Debido a la globalización y los grandes avances en las telecomunicaciones, el sonar como una banda local de cierta región en cierto país es algo que queda a criterio de cada agrupación; el decidir mantener un sonido homogéneo puede deberse a un sentido de orgullo por las raíces, o simplemente por mostrarse únicos entre tantas personas que emulan el sonido de agrupaciones extranjeras. Crow Black Sky se encuentran en un punto medio, pues aunque suenan a muchas cosas se mantienen lo suficientemente frescos para hacerse notar entre el montón de bandas del estilo.
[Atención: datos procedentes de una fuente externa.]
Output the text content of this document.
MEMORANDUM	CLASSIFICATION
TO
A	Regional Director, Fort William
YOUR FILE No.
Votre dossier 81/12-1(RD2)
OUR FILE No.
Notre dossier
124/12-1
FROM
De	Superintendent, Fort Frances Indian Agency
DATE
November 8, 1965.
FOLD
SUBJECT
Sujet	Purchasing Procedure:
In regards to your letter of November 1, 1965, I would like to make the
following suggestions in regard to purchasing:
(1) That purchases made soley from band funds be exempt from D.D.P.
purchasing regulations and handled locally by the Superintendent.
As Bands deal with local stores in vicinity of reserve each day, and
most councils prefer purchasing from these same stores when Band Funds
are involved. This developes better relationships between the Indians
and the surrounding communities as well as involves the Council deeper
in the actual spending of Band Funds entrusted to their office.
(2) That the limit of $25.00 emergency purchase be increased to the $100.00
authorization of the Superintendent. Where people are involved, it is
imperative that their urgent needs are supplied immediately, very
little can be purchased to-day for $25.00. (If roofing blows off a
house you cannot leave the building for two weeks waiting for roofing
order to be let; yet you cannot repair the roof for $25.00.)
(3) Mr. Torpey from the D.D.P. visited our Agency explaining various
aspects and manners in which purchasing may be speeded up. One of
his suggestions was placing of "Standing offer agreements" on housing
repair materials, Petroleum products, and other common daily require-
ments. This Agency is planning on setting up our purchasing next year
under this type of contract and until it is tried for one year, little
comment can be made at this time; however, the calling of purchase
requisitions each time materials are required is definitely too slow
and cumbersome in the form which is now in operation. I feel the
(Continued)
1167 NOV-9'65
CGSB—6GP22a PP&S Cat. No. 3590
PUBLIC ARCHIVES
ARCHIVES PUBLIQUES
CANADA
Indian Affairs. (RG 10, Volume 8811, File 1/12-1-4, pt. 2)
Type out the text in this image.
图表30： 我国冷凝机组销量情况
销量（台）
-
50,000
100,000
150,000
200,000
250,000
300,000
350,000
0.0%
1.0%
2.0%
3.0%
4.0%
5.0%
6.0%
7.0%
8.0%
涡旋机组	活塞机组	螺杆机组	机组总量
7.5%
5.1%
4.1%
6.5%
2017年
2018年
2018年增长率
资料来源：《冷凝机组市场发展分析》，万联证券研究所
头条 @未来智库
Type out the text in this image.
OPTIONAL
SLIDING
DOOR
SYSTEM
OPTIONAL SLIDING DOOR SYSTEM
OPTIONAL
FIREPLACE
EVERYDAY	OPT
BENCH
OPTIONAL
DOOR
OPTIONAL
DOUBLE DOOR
La gran cantidad de fanáticos que tienen los respaldan, especialmente si tomamos en cuenta su hiato de más de cinco años.

Para concluir, Sidereal Light: Volume One es un descomunal paso adelante para la banda en prácticamente todos los aspectos, desde las habilidades de cada miembro, pasando por la composición hasta los aspectos técnicos como la mezcla y la masterización. El cambio de un sonido melódico a uno más frío y atmósférico es un acierto para la banda, y algo que muchas otras tardan dos o tres discos en pulir. Este es un álbum para escuchar ininterrumpidamente, se esté tirado en la cama o de caminata por la ciudad, la música consigue acondicionarte al mood adecuado, por lo que la permanencia en la playlist de tu celular está asegurada durante un buen periodo. Un tercer álbum ha estado en desarrollo durante algunos años y la composición está completa, actualmente la banda se encuentra en el proceso de grabación y tras las múltiples veces que escuché Sidereal Light: Volume One, no puedo sino estar ansioso por escuchar lo que sea que la banda nos esté preparando.